Get the new album here
Bob Marley and the Wailers – “One Love”
“It won’t come as a surprise that my first pick is a song by my father. Considering the global impact his songwriting has had over the last 50 years, he is the ultimate gateway to Jamaican music. No other song of his captures the vibe of the island better than ‘One Love.’ He wrote it as a call to unity during the turmoil of the Jamaican elections of 1976. It’s a timeless peace anthem that I love to cover at my live gigs.”
Toots and the Maytals – “Pressure Drop”
“Uncle Toots, as we’ve always called him, was a friend of my dad. He’s still such a vibrant character - I love him. His high-energy live performances earned him the reputation of being Jamaica’s answer to James Brown. This upbeat song featured on the soundtrack of the film The Harder They Come and helped introduce the world to reggae music. It remains one of the best Jamaican songs of all time.”
Alton Ellis – “I’m Still In Love With You”
“If you want to explore Jamaican music tradition a bit further, I suggest you listen to this song. A lot of people know Sean Paul’s cover version, but the original was by Alton Ellis, one of the innovators of the rocksteady genre. Rocksteady was a precursor to reggae; it was a little faster and borrowed heavily from U.S. soul music, hence many rocksteady songs have a very positive vibe. It’s beautiful - check it out!”
Culture – “Jah, Jah See Dem A Come”
“Some people think of reggae as nice sunshine music, but at times it’s extremely political - Jamaican artists such as Burning Spear and Culture recorded socially conscious songs that opened my eyes to what was going on in the world. In my teenage years, songs like ‘Jah, Jah See Dem A Come’ were an integral part of my political education.”
Third World – “1865 (96 Degrees In The Shade)”
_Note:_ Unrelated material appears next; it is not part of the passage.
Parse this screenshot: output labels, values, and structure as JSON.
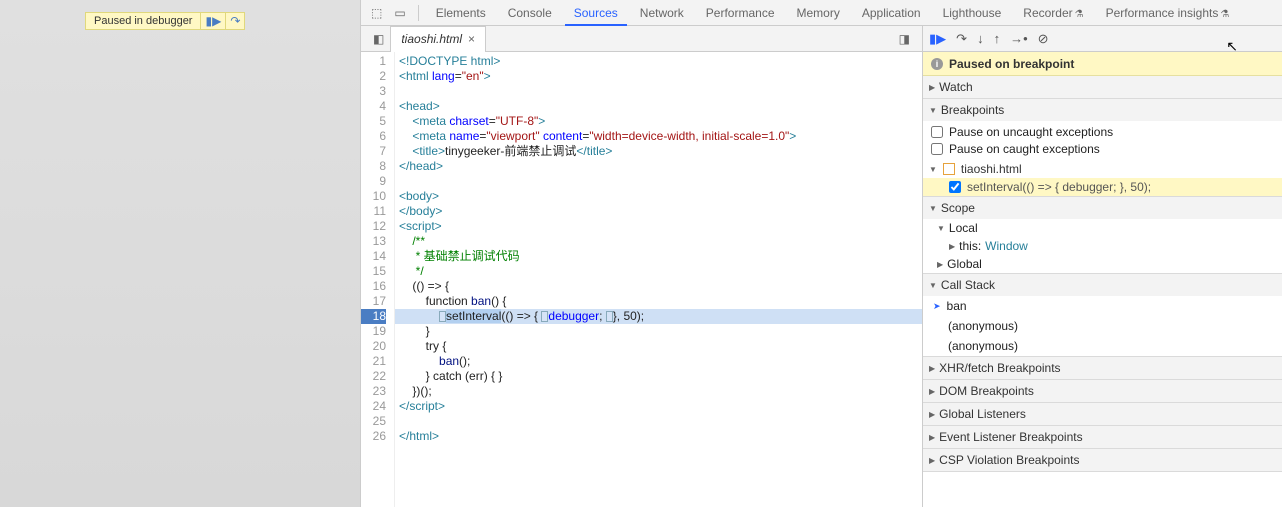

“This song is like a lesson in Jamaican history. The lyrics retell the events of the Morant Bay rebellion of 1865 [a protest by poor black Jamaicans against an unjust government and judiciary] in a very poetic and beautiful way. I was only 9 years old when I heard the song for the first time, but I feel like I really understood the political message. It’s proof of the revolutionary power of Jamaican music.”